Challenges are looming on the horizon. On the political front, there is near unanimity among the party’s top leaders that the party should give a wide berth to the Bihar Assembly polls, due later this year because there it has no real political capital. Instead, it should consolidate itself in Punjab, Goa, and Gujarat, while playing the role of a vigorous Opposition in Delhi.
In Punjab, despite being in power, the AAP’s performance in recent elections has not been spectacular. In November last year, it lost the Barnala Assembly byelection to the Congress. Barnala is the home district of Chief Minister Bhagwant Mann, AAP Punjab President Aman Arora, and State Finance Minister Harpal Cheema.
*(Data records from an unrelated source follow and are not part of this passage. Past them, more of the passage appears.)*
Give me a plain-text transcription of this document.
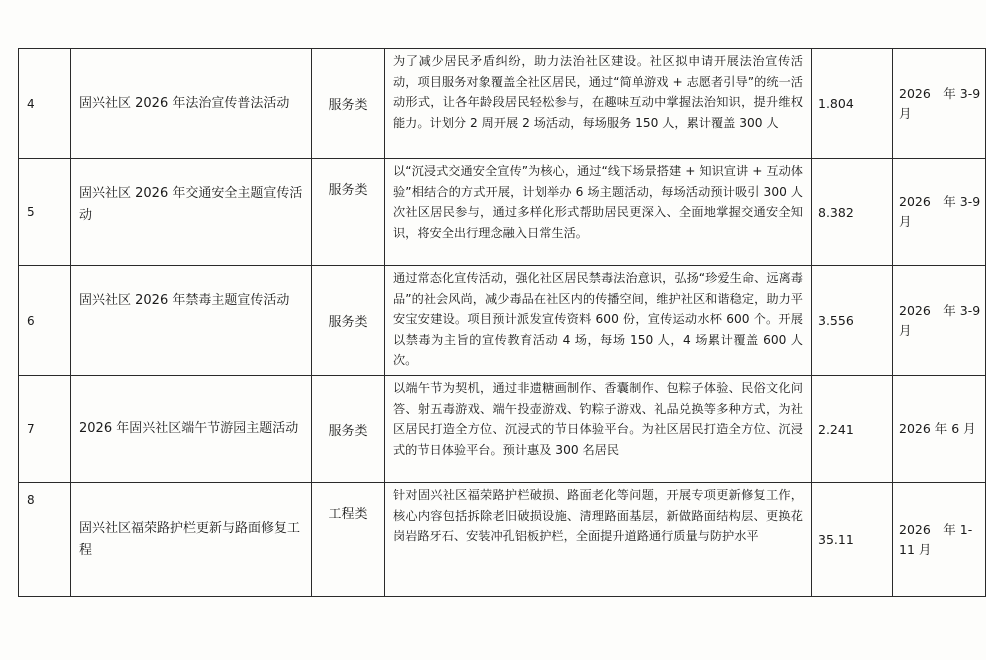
4	固兴社区 2026 年法治宣传普法活动	服务类	为了减少居民矛盾纠纷，助力法治社区建设。社区拟申请开展法治宣传活动，项目服务对象覆盖全社区居民，通过“简单游戏 + 志愿者引导”的统一活动形式，让各年龄段居民轻松参与，在趣味互动中掌握法治知识，提升维权能力。计划分 2 周开展 2 场活动，每场服务 150 人，累计覆盖 300 人	1.804	2026　年 3-9 月
5	固兴社区 2026 年交通安全主题宣传活动	服务类	以“沉浸式交通安全宣传”为核心，通过“线下场景搭建 + 知识宣讲 + 互动体验”相结合的方式开展，计划举办 6 场主题活动，每场活动预计吸引 300 人次社区居民参与，通过多样化形式帮助居民更深入、全面地掌握交通安全知识，将安全出行理念融入日常生活。	8.382	2026　年 3-9 月
6	固兴社区 2026 年禁毒主题宣传活动	服务类	通过常态化宣传活动，强化社区居民禁毒法治意识，弘扬“珍爱生命、远离毒品”的社会风尚，减少毒品在社区内的传播空间，维护社区和谐稳定，助力平安宝安建设。项目预计派发宣传资料 600 份，宣传运动水杯 600 个。开展以禁毒为主旨的宣传教育活动 4 场，每场 150 人，4 场累计覆盖 600 人次。	3.556	2026　年 3-9 月
7	2026 年固兴社区端午节游园主题活动	服务类	以端午节为契机，通过非遗糖画制作、香囊制作、包粽子体验、民俗文化问答、射五毒游戏、端午投壶游戏、钓粽子游戏、礼品兑换等多种方式，为社区居民打造全方位、沉浸式的节日体验平台。为社区居民打造全方位、沉浸式的节日体验平台。预计惠及 300 名居民	2.241	2026 年 6 月
8	固兴社区福荣路护栏更新与路面修复工程	工程类	针对固兴社区福荣路护栏破损、路面老化等问题，开展专项更新修复工作，核心内容包括拆除老旧破损设施、清理路面基层，新做路面结构层、更换花岗岩路牙石、安装冲孔铝板护栏，全面提升道路通行质量与防护水平	35.11	2026　年 1-11 月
Its performance in the civic body elections held in December 2024 in the state was underwhelming: It could secure a clear-cut majority in only one corporation, in Patiala, out of five. Arora sought to put a gloss on the performance. “We were zero. We now have 55 per cent of the seats,” he said. Where the AAP lost, in most cases, it played second fiddle to the Congress.
And this, Palekar says, is the biggest problem. “I managed the INDIA alliance campaign for our party in Maharashtra. Here, in Goa we are good friends with our counterparts in the Congress. In Maharashtra, we were working for the Congress, but the Congress was not always working for us.”
Palekar says the Congress has voters. But it has no cadre. “At some point Congress voters realise that a vote for the Congress is an indirect vote for the BJP. When we are in the game, that is our biggest gain — plus the fact that we believe in honest politics. That is why in 2027 (when elections are due in Goa) we might be a better choice for voters than the Congress.”
The AAP has maintained friendly relations with others in the INDIA alliance. Trinamool Congress parliamentarian Mohua Moitra campaigned extensively for the AAP’s Vishesh Ravi in the Karol Bagh Assembly constituency in Delhi. He acknowledged her help in his victory speech. Iqra Hasan, Samajwadi Party Lok Sabha member from Kairana, campaigned for both Arvind Kejriwal and Manish Sisodia. Trinamool’s Shatrughan Sinha joined former CM Atishi’s campaign in Kalkaji.
On governance, the AAP will take initiatives in Punjab though some promises it had made are yet to be implemented. Party leaders say mohalla clinics have proved a boon to families hit by drug abuse. There are 800 clinics in the state and more are to open. The 600-unit free-power scheme is in place and the “quality of power is better than in many neighbouring states including Haryana”. But the party is yet to deliver on providing the ₹1,000 per month grant to women.
Media entrepreneur Kanhaiya Singh has studied the AAP in detail. His assessment is that Kejriwal started the AAP with the approach of a startup entrepreneur — identifying a gap in the political system, offering an innovative solution, and initially disrupting the market. “The AAP was launched via crowdfunding, attracting young professionals and idealists, similar to a startup securing early investors and top talent. In 2013, it was seen as India’s biggest political startup. By 2022, it had become a political unicorn, securing a massive 79 per cent majority in the Punjab Assembly. However, like many unicorn startups that struggle with scaling, governance and financial management, the AAP is now facing turbulence.” To address this, the party should embark on “rebranding and retargeting” and Kejriwal “must adopt a founder’s mindset”.